La neurociencia moderna revela que la corteza prefrontal, esencial para funciones ejecutivas como la planificación, el autocontrol y la toma de decisiones, no culmina su desarrollo hasta finales de la veintena. Durante la adolescencia, el cerebro experimenta una reorganización significativa, caracterizada por una poda sináptica que genera inestabilidad y una maduración precoz del sistema emocional (sistema límbico) en comparación con las funciones cognitivas. Esta disparidad explica por qué la motivación social es alta, mientras que las tareas domésticas carecen de valor emocional inmediato para ellos.

El enfoque tradicional de exigir obediencia a través de órdenes, castigos y amenazas genera estrés, lo que, paradójicamente, reduce la capacidad ejecutiva del cerebro adolescente. En cambio, se propone un modelo basado en el diálogo constructivo y la comunicación no violenta, siguiendo principios de autores como Marshall Rosenberg. Conversaciones que estimulen la reflexión, la planificación y la anticipación, como “¿Qué te ayudaría a acordarte de hacer la cama?”, fomentan el entrenamiento cerebral necesario para el desarrollo de la autonomía. Este proceso requiere paciencia y acompañamiento, similar al aprendizaje de habilidades básicas como caminar o hablar en la infancia.

La experta Santolaria destaca que la autonomía no se impone, sino que se cultiva mediante un acompañamiento constante. En situaciones de alta tensión emocional en el hogar, como divorcios o problemas económicos, el estrés crónico consume los recursos cognitivos del adolescente, disminuyendo aún más su capacidad de autocontrol. En estos contextos, es crucial ofrecer mayor apoyo en lugar de más estructura.

Asimismo, el humor, la complicidad y la cercanía son presentados como herramientas reguladoras que disminuyen el estrés y facilitan el aprendizaje. La neurobiología del apego, con referentes como Gabor Maté y Gordon Neufeld, enfatiza que los hijos no crecen mejor bajo control, sino cuando la relación con sus padres sigue siendo su principal fuente de referencia y base emocional. Perder la conexión con los hijos implica una pérdida de influencia.
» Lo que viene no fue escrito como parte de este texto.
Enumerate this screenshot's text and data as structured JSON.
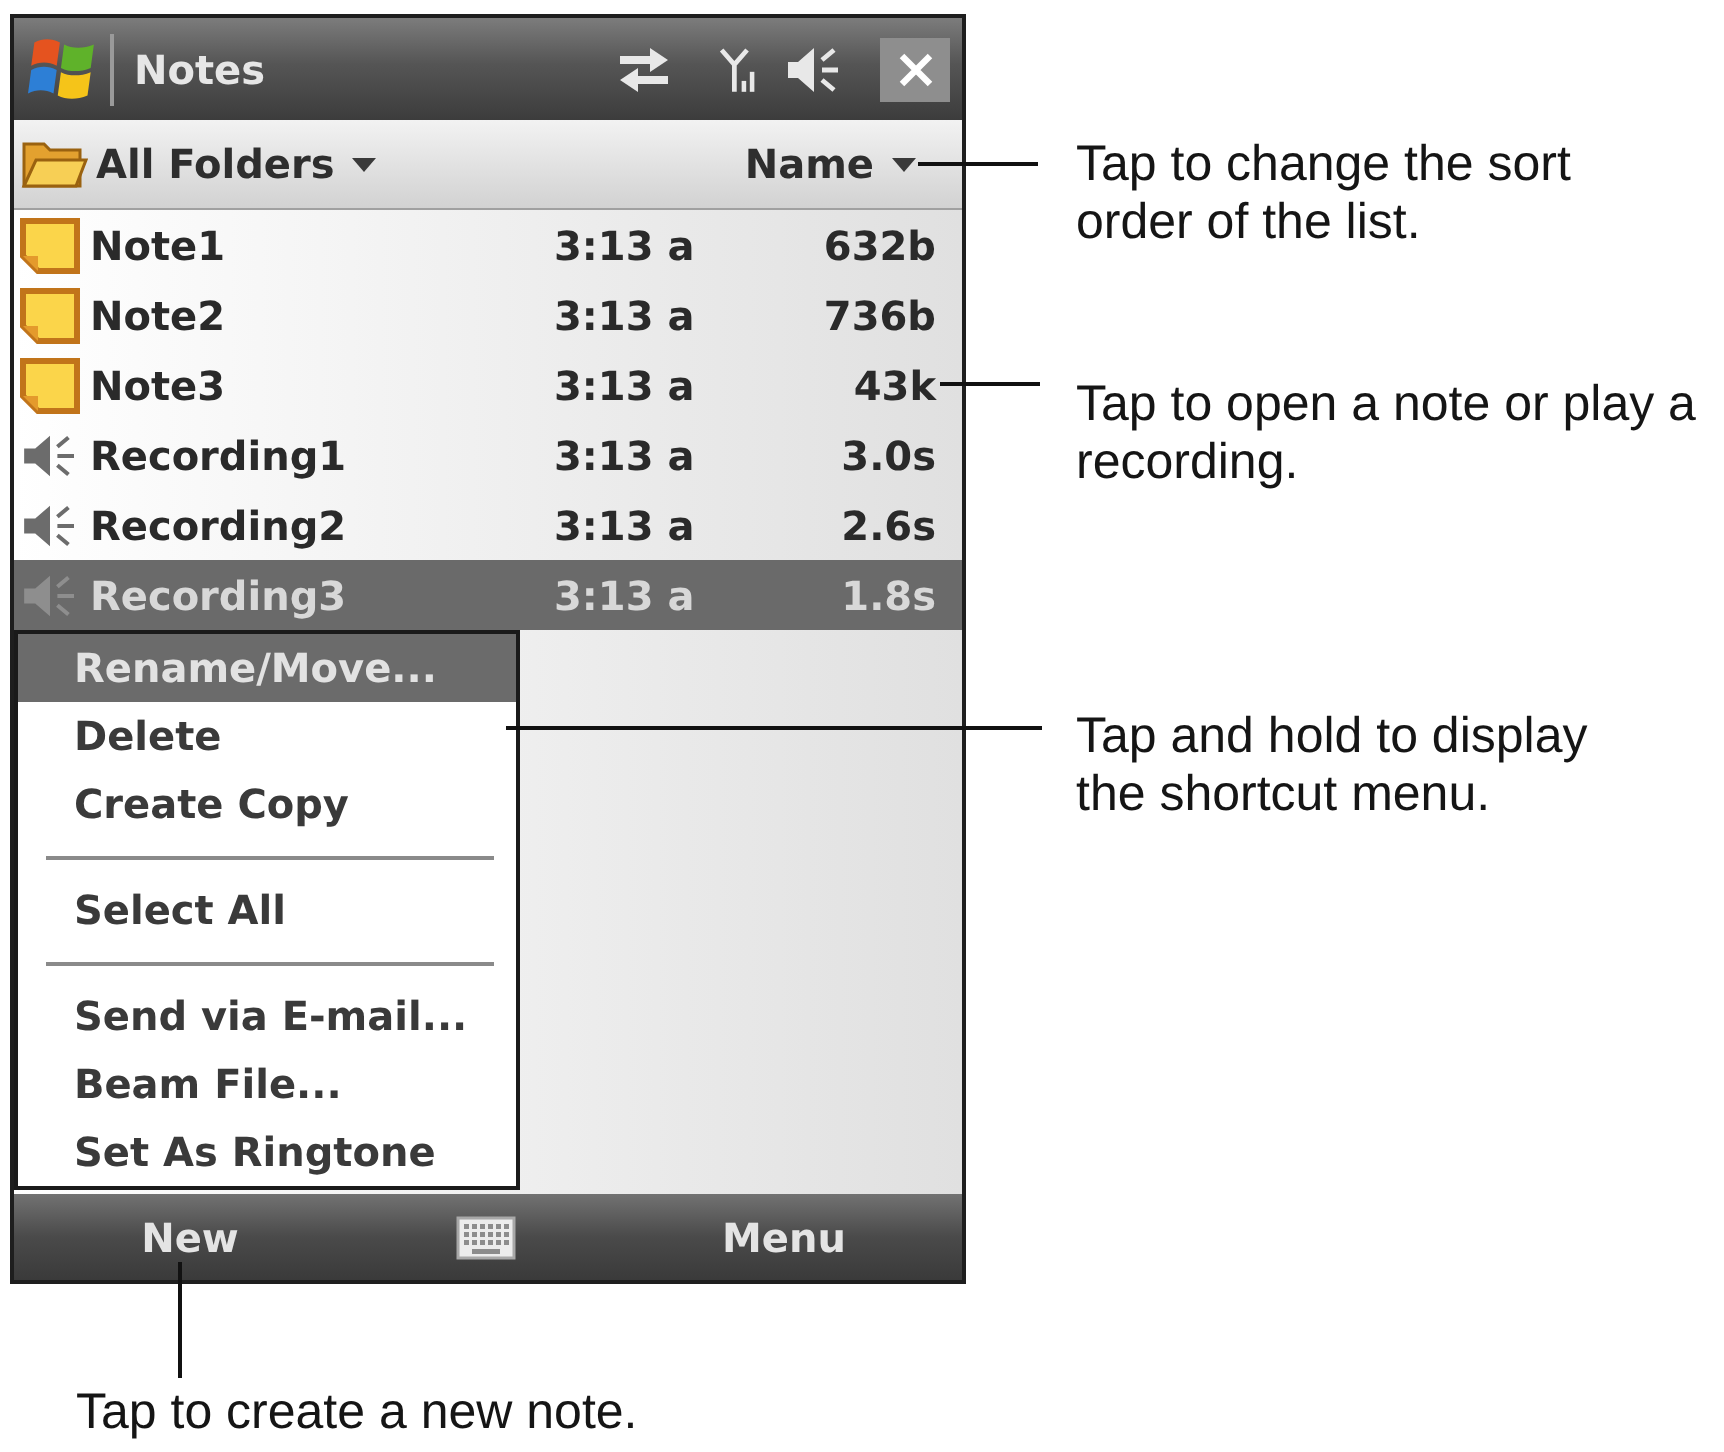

Los avances en neurociencia de las últimas dos décadas, gracias a técnicas como la resonancia magnética funcional, han transformado la comprensión de la adolescencia. Investigadores como Sarah-Jayne Blakemore y Adele Diamond han demostrado que el cerebro adolescente no es deficiente, sino que está en plena reorganización, siendo especialmente sensible al contexto relacional y emocional. Este nuevo paradigma educativo sugiere que el objetivo no es acelerar procesos neurológicos, sino crear las condiciones relacionales adecuadas para que estos procesos se consoliden de manera óptima.

La crianza en la adolescencia es un arte que requiere comprensión, paciencia y un enfoque consciente. Los padres, al igual que sus hijos, están en constante aprendizaje. Como señaló Bruno Bettelheim, no se trata de ser padres perfectos, sino de ser adultos reales capaces de ofrecer una relación suficientemente segura para el desarrollo emocional de sus hijos.